The panel has no legal authority and its influence has risen and fallen depending on the president in question. Former President Carter once disbanded it entirely.
Feinberg, who has no previous experience working in government intelligence, is the first person Trump has appointed to the board. Previous reports had suggested that Peter Thiel, the Silicon Valley venture capitalist who backed Trump in the 2016 campaign, was also in the running for the post.
Feinberg’s influence on the president will be closely watched. In the first year of his presidency, Trump has had a tumultuous relationship with his own intelligence community, thanks to its unanimous conclusion that Russia attempted to interfere in the 2016 election.
The FBI in 2016 opened a counterintelligence investigation into the Trump campaign’s alleged ties to Moscow, now in the hands of special counsel Robert Mueller. Trump calls the probe a “witch hunt.”
Trump blamed the intelligence community last year for the exposure of an unverified dossier full of salacious allegations about his personal conduct. The president invoked Nazi Germany in railing over the leak of the dossier, saying, “That’s something that Nazi Germany would have done and did do.”
Most recently, he has launched broadside attacks against his own Justice Department, accusing the FBI of corruption.

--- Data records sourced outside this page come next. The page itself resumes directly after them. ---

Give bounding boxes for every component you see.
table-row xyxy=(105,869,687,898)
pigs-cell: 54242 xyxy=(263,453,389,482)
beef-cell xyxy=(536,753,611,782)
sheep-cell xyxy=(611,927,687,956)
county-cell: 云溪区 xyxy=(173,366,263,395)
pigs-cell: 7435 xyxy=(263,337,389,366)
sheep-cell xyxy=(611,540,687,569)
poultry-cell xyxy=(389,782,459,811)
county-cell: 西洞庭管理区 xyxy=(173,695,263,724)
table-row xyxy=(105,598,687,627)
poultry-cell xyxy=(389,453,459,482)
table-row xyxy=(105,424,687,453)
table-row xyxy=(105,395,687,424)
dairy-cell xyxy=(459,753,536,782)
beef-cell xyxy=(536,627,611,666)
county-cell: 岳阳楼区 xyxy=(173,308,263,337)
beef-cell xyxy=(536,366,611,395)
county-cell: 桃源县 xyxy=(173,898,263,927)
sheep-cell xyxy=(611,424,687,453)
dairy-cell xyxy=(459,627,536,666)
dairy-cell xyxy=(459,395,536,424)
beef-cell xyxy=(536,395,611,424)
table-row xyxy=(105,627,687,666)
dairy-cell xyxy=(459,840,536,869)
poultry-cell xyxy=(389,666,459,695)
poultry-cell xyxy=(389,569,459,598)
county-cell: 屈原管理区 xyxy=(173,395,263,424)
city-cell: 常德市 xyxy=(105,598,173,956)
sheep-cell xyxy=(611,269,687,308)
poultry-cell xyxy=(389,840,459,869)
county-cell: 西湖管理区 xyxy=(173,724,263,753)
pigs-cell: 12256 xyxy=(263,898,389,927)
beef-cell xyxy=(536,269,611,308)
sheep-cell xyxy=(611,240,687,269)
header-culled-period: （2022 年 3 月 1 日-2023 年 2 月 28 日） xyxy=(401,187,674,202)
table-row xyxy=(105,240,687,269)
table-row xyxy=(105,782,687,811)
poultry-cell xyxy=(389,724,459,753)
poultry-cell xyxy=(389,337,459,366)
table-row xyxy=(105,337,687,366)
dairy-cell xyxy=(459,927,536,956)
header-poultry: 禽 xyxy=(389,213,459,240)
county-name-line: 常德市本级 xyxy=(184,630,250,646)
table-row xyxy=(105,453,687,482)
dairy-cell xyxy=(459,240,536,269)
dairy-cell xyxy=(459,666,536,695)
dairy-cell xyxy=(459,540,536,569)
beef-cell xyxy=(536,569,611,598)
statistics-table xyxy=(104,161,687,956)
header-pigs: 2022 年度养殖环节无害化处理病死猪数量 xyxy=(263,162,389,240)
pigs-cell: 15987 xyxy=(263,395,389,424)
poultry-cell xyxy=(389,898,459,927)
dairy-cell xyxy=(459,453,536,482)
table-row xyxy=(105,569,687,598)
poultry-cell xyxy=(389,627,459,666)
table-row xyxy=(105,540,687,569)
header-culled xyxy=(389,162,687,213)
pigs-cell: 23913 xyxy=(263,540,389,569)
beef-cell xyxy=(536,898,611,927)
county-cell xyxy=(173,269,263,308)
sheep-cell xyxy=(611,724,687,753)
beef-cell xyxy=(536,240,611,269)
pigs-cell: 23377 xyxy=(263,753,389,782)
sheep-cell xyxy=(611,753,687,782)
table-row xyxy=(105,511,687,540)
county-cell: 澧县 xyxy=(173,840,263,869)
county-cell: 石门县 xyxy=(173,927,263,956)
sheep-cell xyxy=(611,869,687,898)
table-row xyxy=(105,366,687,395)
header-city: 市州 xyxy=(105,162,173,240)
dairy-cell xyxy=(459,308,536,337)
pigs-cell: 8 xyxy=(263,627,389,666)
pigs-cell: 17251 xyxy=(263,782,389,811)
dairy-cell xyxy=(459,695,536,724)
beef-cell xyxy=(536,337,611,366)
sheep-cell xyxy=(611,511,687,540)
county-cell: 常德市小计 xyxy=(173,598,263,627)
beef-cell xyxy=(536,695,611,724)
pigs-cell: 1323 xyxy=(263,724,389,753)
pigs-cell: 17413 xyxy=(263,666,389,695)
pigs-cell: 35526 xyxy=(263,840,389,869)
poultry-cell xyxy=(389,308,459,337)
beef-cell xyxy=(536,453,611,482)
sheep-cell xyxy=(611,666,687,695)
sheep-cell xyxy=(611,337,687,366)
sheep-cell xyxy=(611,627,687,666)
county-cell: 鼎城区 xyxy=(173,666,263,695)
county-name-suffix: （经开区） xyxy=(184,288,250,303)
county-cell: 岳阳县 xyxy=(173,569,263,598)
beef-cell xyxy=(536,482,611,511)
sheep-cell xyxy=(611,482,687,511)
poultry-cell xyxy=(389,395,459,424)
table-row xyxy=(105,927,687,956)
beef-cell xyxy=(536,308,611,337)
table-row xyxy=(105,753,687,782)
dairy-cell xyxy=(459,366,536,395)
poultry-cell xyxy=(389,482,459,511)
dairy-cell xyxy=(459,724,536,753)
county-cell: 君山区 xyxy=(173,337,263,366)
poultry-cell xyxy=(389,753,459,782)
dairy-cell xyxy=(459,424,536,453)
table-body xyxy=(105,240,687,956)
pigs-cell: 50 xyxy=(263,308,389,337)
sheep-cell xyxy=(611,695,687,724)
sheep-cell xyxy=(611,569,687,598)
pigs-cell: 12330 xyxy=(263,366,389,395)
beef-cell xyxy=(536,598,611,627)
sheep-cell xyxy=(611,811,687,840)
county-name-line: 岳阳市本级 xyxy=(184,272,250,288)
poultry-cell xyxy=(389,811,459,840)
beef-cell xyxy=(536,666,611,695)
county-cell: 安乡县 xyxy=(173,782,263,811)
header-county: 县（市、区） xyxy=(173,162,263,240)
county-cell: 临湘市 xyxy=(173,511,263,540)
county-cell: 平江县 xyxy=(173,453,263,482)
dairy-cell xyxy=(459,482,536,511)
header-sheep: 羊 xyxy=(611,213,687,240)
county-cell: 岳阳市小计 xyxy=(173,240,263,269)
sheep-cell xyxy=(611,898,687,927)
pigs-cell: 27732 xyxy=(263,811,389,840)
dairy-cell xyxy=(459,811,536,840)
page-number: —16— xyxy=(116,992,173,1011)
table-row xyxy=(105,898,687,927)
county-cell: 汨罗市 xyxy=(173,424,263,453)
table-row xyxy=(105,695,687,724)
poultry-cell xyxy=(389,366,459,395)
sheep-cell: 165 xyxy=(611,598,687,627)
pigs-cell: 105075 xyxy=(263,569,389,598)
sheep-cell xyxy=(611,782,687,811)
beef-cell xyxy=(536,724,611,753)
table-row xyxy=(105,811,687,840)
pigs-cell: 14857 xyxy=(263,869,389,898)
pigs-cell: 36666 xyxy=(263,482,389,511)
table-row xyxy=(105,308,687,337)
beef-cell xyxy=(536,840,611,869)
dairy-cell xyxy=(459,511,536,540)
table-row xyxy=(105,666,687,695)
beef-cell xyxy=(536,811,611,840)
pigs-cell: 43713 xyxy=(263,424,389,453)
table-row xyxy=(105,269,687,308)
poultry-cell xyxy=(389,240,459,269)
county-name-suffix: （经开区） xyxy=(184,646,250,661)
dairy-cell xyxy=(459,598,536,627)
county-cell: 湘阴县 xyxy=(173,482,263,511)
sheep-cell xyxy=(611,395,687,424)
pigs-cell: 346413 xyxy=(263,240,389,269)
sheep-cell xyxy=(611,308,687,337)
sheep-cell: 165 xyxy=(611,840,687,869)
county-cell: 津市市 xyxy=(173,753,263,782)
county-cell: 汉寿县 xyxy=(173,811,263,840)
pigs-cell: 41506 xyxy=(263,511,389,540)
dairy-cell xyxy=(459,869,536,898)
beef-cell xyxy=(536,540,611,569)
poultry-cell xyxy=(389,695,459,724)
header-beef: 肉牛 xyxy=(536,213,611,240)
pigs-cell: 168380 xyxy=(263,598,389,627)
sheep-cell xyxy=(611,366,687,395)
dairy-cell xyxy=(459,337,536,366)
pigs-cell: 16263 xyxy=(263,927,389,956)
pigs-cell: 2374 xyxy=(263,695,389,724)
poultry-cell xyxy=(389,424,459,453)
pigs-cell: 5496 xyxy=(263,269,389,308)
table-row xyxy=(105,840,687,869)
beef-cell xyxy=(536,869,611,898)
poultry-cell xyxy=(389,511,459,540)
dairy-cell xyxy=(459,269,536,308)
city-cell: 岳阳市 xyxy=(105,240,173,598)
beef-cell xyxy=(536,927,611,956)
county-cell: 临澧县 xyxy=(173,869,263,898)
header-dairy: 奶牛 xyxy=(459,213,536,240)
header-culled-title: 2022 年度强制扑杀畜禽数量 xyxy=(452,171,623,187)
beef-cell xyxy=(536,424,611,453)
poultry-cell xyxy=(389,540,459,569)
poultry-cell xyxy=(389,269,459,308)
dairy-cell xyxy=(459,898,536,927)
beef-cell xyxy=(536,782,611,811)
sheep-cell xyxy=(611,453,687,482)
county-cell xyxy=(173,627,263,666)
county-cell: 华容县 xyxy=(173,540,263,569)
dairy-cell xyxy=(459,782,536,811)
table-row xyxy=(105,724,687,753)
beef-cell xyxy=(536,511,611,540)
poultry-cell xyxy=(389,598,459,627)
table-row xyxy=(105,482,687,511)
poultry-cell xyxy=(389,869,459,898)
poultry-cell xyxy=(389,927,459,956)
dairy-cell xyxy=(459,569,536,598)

When Feinberg was originally rumored to be up for an intelligence review position, the Trump administration was reportedly weighing a widespread restructuring of the intelligence community — potentially to include doing away with the Office of the National Director of Intelligence, led by Dan Coats.
Feinberg is a co-founder of the private equity company, Cerberus Capital Management. Through Cerberus, Feinberg controls DynCorp, which contracts security to the State Department and other agencies.